Si le mois de décembre 2018 a été positif (+2% et 124078 immatriculations), il le doit principalement « à un jour ouvré de plus qu’en décembre 2017 », comme le rappelle Paolo Scuderi, président de l’Anfia (Association nationale de la filière industrielle automobile), qui souligne que le marché reste convalescent depuis le mois de septembre avec l’entrée en vigueur du WLTP. Durant l’été, cela avait engendré des flux massifs d’immatriculations de modèles Euro 6C et 6D temp.

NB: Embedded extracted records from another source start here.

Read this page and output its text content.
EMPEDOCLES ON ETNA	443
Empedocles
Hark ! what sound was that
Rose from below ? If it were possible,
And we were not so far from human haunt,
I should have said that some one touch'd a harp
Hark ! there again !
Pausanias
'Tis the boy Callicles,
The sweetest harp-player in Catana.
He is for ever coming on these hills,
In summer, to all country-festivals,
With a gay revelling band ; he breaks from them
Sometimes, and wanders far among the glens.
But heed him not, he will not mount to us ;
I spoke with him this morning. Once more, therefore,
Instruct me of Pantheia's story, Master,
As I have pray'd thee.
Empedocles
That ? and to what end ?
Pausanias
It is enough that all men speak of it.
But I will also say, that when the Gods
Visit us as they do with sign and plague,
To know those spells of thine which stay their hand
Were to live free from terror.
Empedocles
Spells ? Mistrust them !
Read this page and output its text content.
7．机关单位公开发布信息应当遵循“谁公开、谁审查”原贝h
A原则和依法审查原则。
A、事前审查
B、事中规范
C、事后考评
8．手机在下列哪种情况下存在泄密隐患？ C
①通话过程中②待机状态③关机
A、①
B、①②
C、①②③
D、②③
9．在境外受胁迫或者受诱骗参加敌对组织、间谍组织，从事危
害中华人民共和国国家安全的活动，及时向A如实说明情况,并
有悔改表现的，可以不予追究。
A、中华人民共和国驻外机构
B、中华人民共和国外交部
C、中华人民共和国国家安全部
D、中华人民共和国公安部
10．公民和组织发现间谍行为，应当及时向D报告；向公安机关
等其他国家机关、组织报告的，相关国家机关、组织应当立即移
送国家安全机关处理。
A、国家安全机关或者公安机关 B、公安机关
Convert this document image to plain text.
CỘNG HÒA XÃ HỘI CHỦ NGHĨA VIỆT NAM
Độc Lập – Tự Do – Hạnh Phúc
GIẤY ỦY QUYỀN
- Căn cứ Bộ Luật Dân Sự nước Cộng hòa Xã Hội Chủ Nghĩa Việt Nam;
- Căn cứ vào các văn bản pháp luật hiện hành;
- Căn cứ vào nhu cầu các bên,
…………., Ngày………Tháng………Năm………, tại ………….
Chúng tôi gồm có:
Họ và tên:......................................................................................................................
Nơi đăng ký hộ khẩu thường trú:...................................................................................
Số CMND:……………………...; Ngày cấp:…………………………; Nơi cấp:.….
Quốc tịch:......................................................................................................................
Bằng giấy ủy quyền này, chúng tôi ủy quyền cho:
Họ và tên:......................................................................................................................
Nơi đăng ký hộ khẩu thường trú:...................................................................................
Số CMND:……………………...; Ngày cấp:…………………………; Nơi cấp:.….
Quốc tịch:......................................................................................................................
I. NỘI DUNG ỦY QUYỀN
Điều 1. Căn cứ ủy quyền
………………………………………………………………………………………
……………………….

Un marché VN en repli de 3,1%

Au cumul de l’année, le marché italien du VN affiche un repli de 3,1% par rapport à 2017, une première depuis l’exercice 2014. 2018 se clôture sur une marque de 1910025 immatriculations, soit presque 60000 voitures de moins que l’année précédente.

Dans un groupe FCA en difficulté, Jeep fait sensation avec une très forte croissance (70,7%), qui lui permet d'intégrer le top 10 des marques, sur les talons de Citroën


Le diesel en perte de vitesse

Au niveau des énergies, l’Italie ne fait pas exception et le diesel a marqué le pas en 2018 : -12% pour une part de marché de 51,2%. Cela profite à l’essence, en progression de 8% pour une pénétration de 35,5%. Les énergies alternatives font valoir 13,3% du marché, soit une hausse de 10%. Spécificité italienne, le GPL (6,5%) est devant les hybrides, y compris plug-in (4,5%), le GNV (2%), et les véhicules 100% électriques (0,3%).

Le marché du VO est aussi en retrait

Paolo Scuderi indique encore que le marché du VO a aussi été orienté à la baisse en 2018, -3,3% par rapport à 2017, pour un total de 4426268 transactions.

2019 ou la grande inconnue

Le président de l’Anfia se veut aussi prudent à propos de ses projections vers 2019 : « Il y a beaucoup d’incertitudes économiques et relatives au pouvoir d’achat, avec une réelle préoccupation par rapport aux effets négatifs de la grille du bonus-malus… Dès lors, difficile de faire des prévisions ».